One of the high points of my 18 years spent on Long Island were my visits to my friend, the sculptor Carol Brody. Her home in Brookville was set on a cliff overlooking Route 107, a fairly busy thoroughfare. The views from her living room windows were the twinkling lights of cars as they passed, muffled by the noise of traffic below. The double paned casement windows – original to this 1800’s former mill house, kept it surprisingly quiet.
Equal to these interior views, were those seen from her pool, an oval shaped and elegant structure set on a brick patio. The surroundings of a plethora of trees and flora from her English style gardens added to this majestic setting. While we indulged in toxic pleasures, we often discussed her work, and what forms she would be creating out of the large slabs of marble waiting to be carved in her studio, adjacent to the mill house.
Somewhere in the late 1970’s I suggested that she forge into a new direction. Her abstract pieces, up to that point, were a direct result of her years studying with a disciple of the renowned sculptor, Henry Moore.
The timing of this suggestion was due to the overwhelming popularity of the invasion of the British bands. The theme would be a collection of some of Rock & Roll’s most illustrious figures. Carol immediately began exploring this new course, which ultimately resulted in the ‘inauguration’ bronze of Tina Turner. She seemed as good a candidate as any of the many subjects she was considering.
Tina in bronze stands 28 inches tall with a circumference of 14 inches in width, and true to her spirit, she stands on a marble base. She exudes the energy and charisma of the queen of Rock and Roll and symbolizes all that she stood for, a tribute to this vibrant musician and adored female icon.
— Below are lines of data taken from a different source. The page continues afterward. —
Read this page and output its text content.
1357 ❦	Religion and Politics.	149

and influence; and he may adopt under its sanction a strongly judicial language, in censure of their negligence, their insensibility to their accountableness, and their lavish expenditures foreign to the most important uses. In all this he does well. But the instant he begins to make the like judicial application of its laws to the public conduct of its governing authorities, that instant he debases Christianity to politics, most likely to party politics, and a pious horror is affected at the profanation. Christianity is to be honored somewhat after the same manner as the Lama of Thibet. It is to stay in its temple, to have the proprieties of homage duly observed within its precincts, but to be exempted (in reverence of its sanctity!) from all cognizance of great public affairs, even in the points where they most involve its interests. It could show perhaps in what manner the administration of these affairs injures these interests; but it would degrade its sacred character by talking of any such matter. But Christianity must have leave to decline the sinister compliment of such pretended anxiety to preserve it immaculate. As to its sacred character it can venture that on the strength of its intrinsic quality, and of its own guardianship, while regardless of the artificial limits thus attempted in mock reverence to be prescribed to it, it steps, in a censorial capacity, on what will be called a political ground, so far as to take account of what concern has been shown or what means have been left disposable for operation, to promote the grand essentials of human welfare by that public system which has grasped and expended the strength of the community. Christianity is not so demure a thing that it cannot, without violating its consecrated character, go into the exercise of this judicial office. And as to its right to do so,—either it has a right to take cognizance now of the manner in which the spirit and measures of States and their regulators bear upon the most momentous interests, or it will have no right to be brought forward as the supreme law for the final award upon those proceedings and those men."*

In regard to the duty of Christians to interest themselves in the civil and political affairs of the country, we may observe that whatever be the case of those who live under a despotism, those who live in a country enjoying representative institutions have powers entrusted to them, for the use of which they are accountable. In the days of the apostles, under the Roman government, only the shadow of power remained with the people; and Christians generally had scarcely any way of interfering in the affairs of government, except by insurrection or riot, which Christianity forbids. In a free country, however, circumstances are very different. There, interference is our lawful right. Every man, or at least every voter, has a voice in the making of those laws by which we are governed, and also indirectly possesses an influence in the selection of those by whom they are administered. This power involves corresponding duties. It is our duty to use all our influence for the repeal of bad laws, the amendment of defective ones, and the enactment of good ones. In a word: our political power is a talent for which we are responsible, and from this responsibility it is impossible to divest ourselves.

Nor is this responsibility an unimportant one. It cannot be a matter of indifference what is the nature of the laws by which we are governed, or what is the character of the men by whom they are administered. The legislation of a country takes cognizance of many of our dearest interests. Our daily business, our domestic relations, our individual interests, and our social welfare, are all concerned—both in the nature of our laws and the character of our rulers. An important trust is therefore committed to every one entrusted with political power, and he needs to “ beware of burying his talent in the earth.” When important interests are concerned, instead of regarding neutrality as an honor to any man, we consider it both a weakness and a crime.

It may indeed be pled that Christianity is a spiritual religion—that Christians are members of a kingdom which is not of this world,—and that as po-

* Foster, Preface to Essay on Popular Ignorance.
In looking back to this time in my and our lives, it is hard to comprehend a generation in which women like Tina were bound by an unspeakable code of overbearing men. We were on the cusp of so much more, with so many expectations of a life without the baggage that held many of us back.
After reading the tributes to this magnificent artist, and after recently viewing the film ‘TINA’, I can’t help but wonder how constricted she must have felt under the heavy hand of Ike Turner, and how bounded she was to his control. His physical abuse and dictatorial dominance were a form of mental enslavement that many women (far less famous) were subjected to, years before Women’s Liberation became an empowering platform.
It wasn’t until she freed herself of his hold that she was able to emerge as an artist in her own right. And not until she met Erwin Bach did she come to realize that love was not a second hand emotion.
In a quote she said “my legacy is that I stayed on course – from the beginning to the end, because I believed in something inside of me”.
Tina Turner will be remembered as one of the great female performers of all time in part due to this strength of character. She will remain a trailblazer and a fierce force of nature for those talented enough to follow in her (stilettoed) footsteps.